Virginia Marion Halas McCaskey was born on January 5, 1923 in Chicago, the eldest son of Mr. Halas and Minnie Bucking Halas, who died in 1966. By then, Mr. Halas had already made his name as a soccer player and coach and had just played briefly for the New York Yankees, in 1919. The following year, he was unstable for the deceased who died You died in the death of the Food Civil in New York.
The Staleys joined the newly formed American Professional Soccer Association that year, and Mr. Halas attended the inaugural meeting of the League at a car dealership in Canton, Ohio. The Staleys were 10-1-2 in their only season in Decatur, ending second in the 14 team league. The following year, the Staleys moved to Chicago, where they won the league championship.
In 1922, Mr. Halas and Edward (Dutch) Sternaman bought the team and renamed the Bears. The League also had a new name: the National Soccer League. Nine years later, in 1931, Mr. Halas bought Mr. Sternaman for $ 38,000.
In the years prior to the agreements of the rights of the media and the sponsorships of seven figures, the bears fought financially, partially lasting the depression, when numerous professional teams folded.
“I didn’t realize when I was growing, but there were years of dissemination at the end of the 20s and early 30s,” McCaskey said. “My dad had the Chicago Bears, but he was also co -owner of a commercial laundry company, he worked in real estate, hey, he tried to sell cars. I used the word” survival “, because that is what was involved.”
Virginia was next to her father in the football field from an early age. As a little boy, he joined the Bears on a barn grains organized by Red Greege, the main player of the time. In 1939, at 16, he enrolled at the University of Drexel in Philadelphia to study business management to help his father direct the Bears. She lived there with her uncle, Walter Halas, the soccer coach, baseball and basketball in Drexel.
In Philadelphia she with Ed McCaskey, then a student at the University of Pennsylvania. The couple married in 1943 before Mr. McCaskey went to Europe to serve in the duration of the United States Army, World War II. They married for 60 years until their death in 2003, at 83.
In addition to their children Patrick, George and Brian, Ms.

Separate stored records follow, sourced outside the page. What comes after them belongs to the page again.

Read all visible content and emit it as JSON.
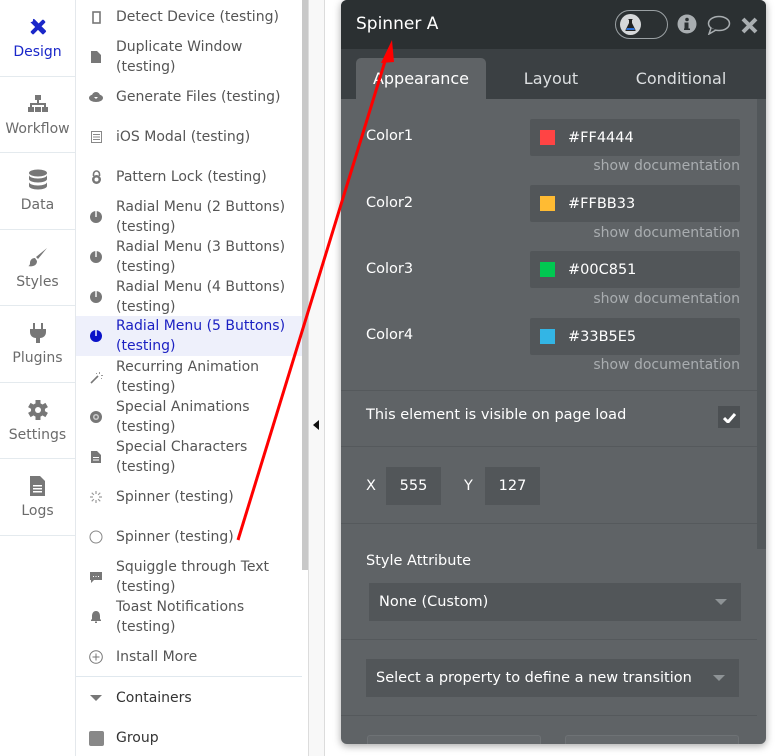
{
  "nav": {
    "items": [
      {
        "label": "Design",
        "icon": "design-icon",
        "active": true
      },
      {
        "label": "Workflow",
        "icon": "workflow-icon"
      },
      {
        "label": "Data",
        "icon": "database-icon"
      },
      {
        "label": "Styles",
        "icon": "brush-icon"
      },
      {
        "label": "Plugins",
        "icon": "plug-icon"
      },
      {
        "label": "Settings",
        "icon": "gear-icon"
      },
      {
        "label": "Logs",
        "icon": "document-icon"
      }
    ]
  },
  "element_list": {
    "items": [
      {
        "label": "Detect Device (testing)",
        "icon": "mobile-icon"
      },
      {
        "label": "Duplicate Window (testing)",
        "icon": "file-icon"
      },
      {
        "label": "Generate Files (testing)",
        "icon": "cloud-download-icon"
      },
      {
        "label": "iOS Modal (testing)",
        "icon": "list-icon"
      },
      {
        "label": "Pattern Lock (testing)",
        "icon": "lock-icon"
      },
      {
        "label": "Radial Menu (2 Buttons) (testing)",
        "icon": "pie-icon"
      },
      {
        "label": "Radial Menu (3 Buttons) (testing)",
        "icon": "pie-icon"
      },
      {
        "label": "Radial Menu (4 Buttons) (testing)",
        "icon": "pie-icon"
      },
      {
        "label": "Radial Menu (5 Buttons) (testing)",
        "icon": "pie-icon",
        "selected": true
      },
      {
        "label": "Recurring Animation (testing)",
        "icon": "magic-wand-icon"
      },
      {
        "label": "Special Animations (testing)",
        "icon": "disc-icon"
      },
      {
        "label": "Special Characters (testing)",
        "icon": "file-text-icon"
      },
      {
        "label": "Spinner (testing)",
        "icon": "spinner-icon"
      },
      {
        "label": "Spinner (testing)",
        "icon": "circle-icon"
      },
      {
        "label": "Squiggle through Text (testing)",
        "icon": "comment-icon"
      },
      {
        "label": "Toast Notifications (testing)",
        "icon": "bell-icon"
      },
      {
        "label": "Install More",
        "icon": "plus-circle-icon"
      }
    ],
    "category": {
      "label": "Containers",
      "icon": "caret-down-icon"
    },
    "group": {
      "label": "Group",
      "icon": "square-icon"
    }
  },
  "panel": {
    "title": "Spinner A",
    "header_icons": [
      "flask-toggle-icon",
      "info-icon",
      "comment-icon",
      "close-icon"
    ],
    "tabs": [
      {
        "label": "Appearance",
        "active": true
      },
      {
        "label": "Layout"
      },
      {
        "label": "Conditional"
      }
    ],
    "colors": [
      {
        "label": "Color1",
        "value": "#FF4444",
        "swatch": "#FF4444",
        "doc": "show documentation"
      },
      {
        "label": "Color2",
        "value": "#FFBB33",
        "swatch": "#FFBB33",
        "doc": "show documentation"
      },
      {
        "label": "Color3",
        "value": "#00C851",
        "swatch": "#00C851",
        "doc": "show documentation"
      },
      {
        "label": "Color4",
        "value": "#33B5E5",
        "swatch": "#33B5E5",
        "doc": "show documentation"
      }
    ],
    "visible_on_load": {
      "label": "This element is visible on page load",
      "checked": true
    },
    "position": {
      "x_label": "X",
      "x_value": "555",
      "y_label": "Y",
      "y_value": "127"
    },
    "style_attribute": {
      "label": "Style Attribute",
      "value": "None (Custom)"
    },
    "transition": {
      "placeholder": "Select a property to define a new transition"
    }
  },
  "annotation": {
    "color": "#FF0000"
  }
}
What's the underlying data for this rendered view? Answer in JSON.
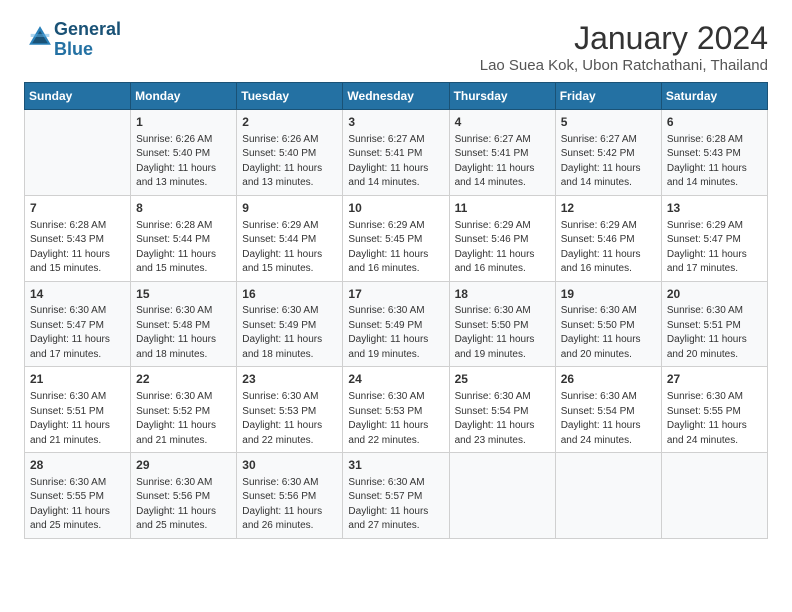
{
  "logo": {
    "text_general": "General",
    "text_blue": "Blue"
  },
  "title": "January 2024",
  "subtitle": "Lao Suea Kok, Ubon Ratchathani, Thailand",
  "days_of_week": [
    "Sunday",
    "Monday",
    "Tuesday",
    "Wednesday",
    "Thursday",
    "Friday",
    "Saturday"
  ],
  "weeks": [
    [
      {
        "day": "",
        "sunrise": "",
        "sunset": "",
        "daylight": ""
      },
      {
        "day": "1",
        "sunrise": "Sunrise: 6:26 AM",
        "sunset": "Sunset: 5:40 PM",
        "daylight": "Daylight: 11 hours and 13 minutes."
      },
      {
        "day": "2",
        "sunrise": "Sunrise: 6:26 AM",
        "sunset": "Sunset: 5:40 PM",
        "daylight": "Daylight: 11 hours and 13 minutes."
      },
      {
        "day": "3",
        "sunrise": "Sunrise: 6:27 AM",
        "sunset": "Sunset: 5:41 PM",
        "daylight": "Daylight: 11 hours and 14 minutes."
      },
      {
        "day": "4",
        "sunrise": "Sunrise: 6:27 AM",
        "sunset": "Sunset: 5:41 PM",
        "daylight": "Daylight: 11 hours and 14 minutes."
      },
      {
        "day": "5",
        "sunrise": "Sunrise: 6:27 AM",
        "sunset": "Sunset: 5:42 PM",
        "daylight": "Daylight: 11 hours and 14 minutes."
      },
      {
        "day": "6",
        "sunrise": "Sunrise: 6:28 AM",
        "sunset": "Sunset: 5:43 PM",
        "daylight": "Daylight: 11 hours and 14 minutes."
      }
    ],
    [
      {
        "day": "7",
        "sunrise": "Sunrise: 6:28 AM",
        "sunset": "Sunset: 5:43 PM",
        "daylight": "Daylight: 11 hours and 15 minutes."
      },
      {
        "day": "8",
        "sunrise": "Sunrise: 6:28 AM",
        "sunset": "Sunset: 5:44 PM",
        "daylight": "Daylight: 11 hours and 15 minutes."
      },
      {
        "day": "9",
        "sunrise": "Sunrise: 6:29 AM",
        "sunset": "Sunset: 5:44 PM",
        "daylight": "Daylight: 11 hours and 15 minutes."
      },
      {
        "day": "10",
        "sunrise": "Sunrise: 6:29 AM",
        "sunset": "Sunset: 5:45 PM",
        "daylight": "Daylight: 11 hours and 16 minutes."
      },
      {
        "day": "11",
        "sunrise": "Sunrise: 6:29 AM",
        "sunset": "Sunset: 5:46 PM",
        "daylight": "Daylight: 11 hours and 16 minutes."
      },
      {
        "day": "12",
        "sunrise": "Sunrise: 6:29 AM",
        "sunset": "Sunset: 5:46 PM",
        "daylight": "Daylight: 11 hours and 16 minutes."
      },
      {
        "day": "13",
        "sunrise": "Sunrise: 6:29 AM",
        "sunset": "Sunset: 5:47 PM",
        "daylight": "Daylight: 11 hours and 17 minutes."
      }
    ],
    [
      {
        "day": "14",
        "sunrise": "Sunrise: 6:30 AM",
        "sunset": "Sunset: 5:47 PM",
        "daylight": "Daylight: 11 hours and 17 minutes."
      },
      {
        "day": "15",
        "sunrise": "Sunrise: 6:30 AM",
        "sunset": "Sunset: 5:48 PM",
        "daylight": "Daylight: 11 hours and 18 minutes."
      },
      {
        "day": "16",
        "sunrise": "Sunrise: 6:30 AM",
        "sunset": "Sunset: 5:49 PM",
        "daylight": "Daylight: 11 hours and 18 minutes."
      },
      {
        "day": "17",
        "sunrise": "Sunrise: 6:30 AM",
        "sunset": "Sunset: 5:49 PM",
        "daylight": "Daylight: 11 hours and 19 minutes."
      },
      {
        "day": "18",
        "sunrise": "Sunrise: 6:30 AM",
        "sunset": "Sunset: 5:50 PM",
        "daylight": "Daylight: 11 hours and 19 minutes."
      },
      {
        "day": "19",
        "sunrise": "Sunrise: 6:30 AM",
        "sunset": "Sunset: 5:50 PM",
        "daylight": "Daylight: 11 hours and 20 minutes."
      },
      {
        "day": "20",
        "sunrise": "Sunrise: 6:30 AM",
        "sunset": "Sunset: 5:51 PM",
        "daylight": "Daylight: 11 hours and 20 minutes."
      }
    ],
    [
      {
        "day": "21",
        "sunrise": "Sunrise: 6:30 AM",
        "sunset": "Sunset: 5:51 PM",
        "daylight": "Daylight: 11 hours and 21 minutes."
      },
      {
        "day": "22",
        "sunrise": "Sunrise: 6:30 AM",
        "sunset": "Sunset: 5:52 PM",
        "daylight": "Daylight: 11 hours and 21 minutes."
      },
      {
        "day": "23",
        "sunrise": "Sunrise: 6:30 AM",
        "sunset": "Sunset: 5:53 PM",
        "daylight": "Daylight: 11 hours and 22 minutes."
      },
      {
        "day": "24",
        "sunrise": "Sunrise: 6:30 AM",
        "sunset": "Sunset: 5:53 PM",
        "daylight": "Daylight: 11 hours and 22 minutes."
      },
      {
        "day": "25",
        "sunrise": "Sunrise: 6:30 AM",
        "sunset": "Sunset: 5:54 PM",
        "daylight": "Daylight: 11 hours and 23 minutes."
      },
      {
        "day": "26",
        "sunrise": "Sunrise: 6:30 AM",
        "sunset": "Sunset: 5:54 PM",
        "daylight": "Daylight: 11 hours and 24 minutes."
      },
      {
        "day": "27",
        "sunrise": "Sunrise: 6:30 AM",
        "sunset": "Sunset: 5:55 PM",
        "daylight": "Daylight: 11 hours and 24 minutes."
      }
    ],
    [
      {
        "day": "28",
        "sunrise": "Sunrise: 6:30 AM",
        "sunset": "Sunset: 5:55 PM",
        "daylight": "Daylight: 11 hours and 25 minutes."
      },
      {
        "day": "29",
        "sunrise": "Sunrise: 6:30 AM",
        "sunset": "Sunset: 5:56 PM",
        "daylight": "Daylight: 11 hours and 25 minutes."
      },
      {
        "day": "30",
        "sunrise": "Sunrise: 6:30 AM",
        "sunset": "Sunset: 5:56 PM",
        "daylight": "Daylight: 11 hours and 26 minutes."
      },
      {
        "day": "31",
        "sunrise": "Sunrise: 6:30 AM",
        "sunset": "Sunset: 5:57 PM",
        "daylight": "Daylight: 11 hours and 27 minutes."
      },
      {
        "day": "",
        "sunrise": "",
        "sunset": "",
        "daylight": ""
      },
      {
        "day": "",
        "sunrise": "",
        "sunset": "",
        "daylight": ""
      },
      {
        "day": "",
        "sunrise": "",
        "sunset": "",
        "daylight": ""
      }
    ]
  ]
}
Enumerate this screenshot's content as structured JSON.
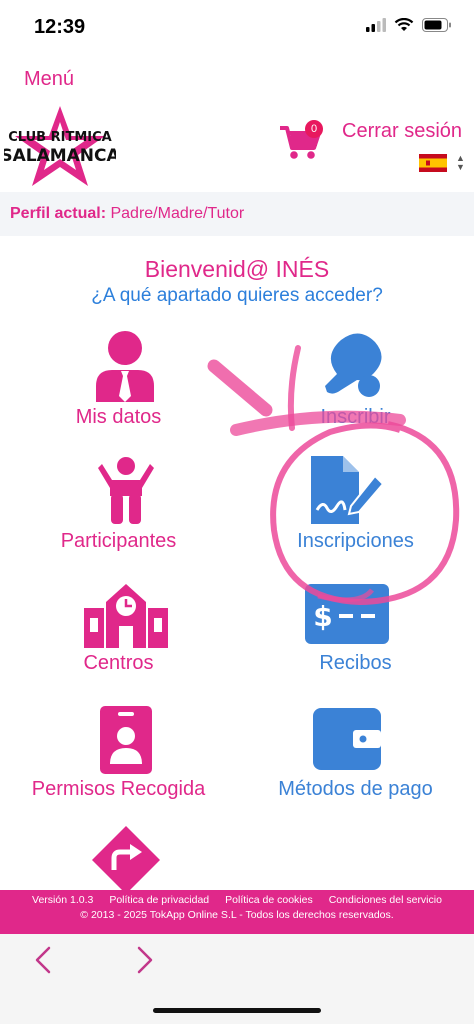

McCaskey is survived by six other children, Ellen Tonquest, Anne Catron, Edward McCaskey Jr. and Mary, Richard and Joseph McCaskey; 21 grandchildren; 40 great -grandfather; and four great -grandchildren. His second son, Timothy, died in 2011.
He thought that Ms. McCaskey spent her life leading her father’s legacy, it is not clear white, her children will continually owe the bears.
“I always hope that our current players and coaches from time to time think a little about the first teams and the beginnings of the National Football League,” he once said. “It was very important for my father. That was his life, and anything that was important for him automatically became important for me.”